Second, FICO: what is it good for? If you are not planning on buying a home or a car in the immediate future, your credit-score is simply an amorphous number floating around your general financial stratosphere that has no meaning or impact on your life until and unless you actually need to borrow some money. People tend to cling to the idea of a “good” credit-score far beyond the point of common-sense at times. What good is a 750+ FICO score if your wages are garnished, your car repossessed, and your family dispossessed of its home? Not much. The credit-score should be considered tightly in context. It is NOT a measurement of your personal or moral worth!
Third, your FICO score may not have been that great prior to the bankruptcy anyway. It’s the hard truth that many potential clients of The Hilla Law Firm need to come to grips with before considering a bankruptcy. If you have been sued, if you have missed mortgage payments, if you have been foreclosed upon, if you have been through a short-sale, your credit-score has already suffered. The more important consideration if this is the case (and it is not the case for everybody, to be sure) is moving forward to a point where the monthly financial bleeding has stopped so that you can truly begin rebuilding your credit after bankruptcy.

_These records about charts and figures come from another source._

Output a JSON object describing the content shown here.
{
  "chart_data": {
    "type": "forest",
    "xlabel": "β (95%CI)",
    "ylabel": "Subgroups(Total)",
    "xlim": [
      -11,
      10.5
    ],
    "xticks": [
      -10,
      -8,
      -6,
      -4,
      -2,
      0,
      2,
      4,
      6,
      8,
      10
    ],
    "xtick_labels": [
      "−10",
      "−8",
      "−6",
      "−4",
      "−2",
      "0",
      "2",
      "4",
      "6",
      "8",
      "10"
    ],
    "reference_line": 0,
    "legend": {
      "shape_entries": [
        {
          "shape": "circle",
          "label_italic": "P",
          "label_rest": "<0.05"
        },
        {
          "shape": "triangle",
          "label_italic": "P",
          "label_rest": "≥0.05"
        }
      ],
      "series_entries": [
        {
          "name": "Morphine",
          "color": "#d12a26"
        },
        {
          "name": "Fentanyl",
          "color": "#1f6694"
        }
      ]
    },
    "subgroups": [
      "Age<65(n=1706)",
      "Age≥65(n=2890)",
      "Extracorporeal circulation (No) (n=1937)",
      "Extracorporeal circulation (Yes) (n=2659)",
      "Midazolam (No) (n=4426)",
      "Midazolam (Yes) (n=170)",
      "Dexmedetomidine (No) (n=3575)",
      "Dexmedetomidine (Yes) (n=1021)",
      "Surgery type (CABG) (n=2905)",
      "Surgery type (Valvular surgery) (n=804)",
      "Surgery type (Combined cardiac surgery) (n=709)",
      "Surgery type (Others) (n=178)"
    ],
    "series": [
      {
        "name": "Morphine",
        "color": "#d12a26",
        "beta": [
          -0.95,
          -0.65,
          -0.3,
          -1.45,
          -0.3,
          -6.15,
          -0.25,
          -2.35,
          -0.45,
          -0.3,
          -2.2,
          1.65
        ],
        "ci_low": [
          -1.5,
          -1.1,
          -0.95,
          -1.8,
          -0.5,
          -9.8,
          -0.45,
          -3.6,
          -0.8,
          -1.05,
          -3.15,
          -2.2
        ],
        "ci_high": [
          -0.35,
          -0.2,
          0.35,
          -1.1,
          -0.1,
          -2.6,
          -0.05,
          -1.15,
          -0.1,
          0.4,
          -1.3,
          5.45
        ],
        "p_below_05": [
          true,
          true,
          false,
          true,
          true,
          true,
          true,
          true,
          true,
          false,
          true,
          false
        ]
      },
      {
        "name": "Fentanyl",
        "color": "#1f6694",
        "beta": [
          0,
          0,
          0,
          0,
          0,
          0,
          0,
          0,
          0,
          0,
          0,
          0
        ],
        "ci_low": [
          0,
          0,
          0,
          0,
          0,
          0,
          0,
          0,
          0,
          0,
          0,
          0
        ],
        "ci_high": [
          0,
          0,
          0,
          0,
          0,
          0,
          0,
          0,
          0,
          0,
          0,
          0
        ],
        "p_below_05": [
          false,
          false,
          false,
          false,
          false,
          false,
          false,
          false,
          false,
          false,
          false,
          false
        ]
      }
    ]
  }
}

Since you won’t be able to file for bankruptcy again for a number of years, you’ll need to be extremely careful accepting new sources of credit so that you don’t fall into the same personal crunch that led you to file bankruptcy in the first place. But, unlike in previous decades, when a bankruptcy discharge really did drop a nuclear bomb in the middle of your financial existence for many years, it is now possible to genuinely view a bankruptcy as a fresh start, if you handle it properly and don’t fall back into old habits.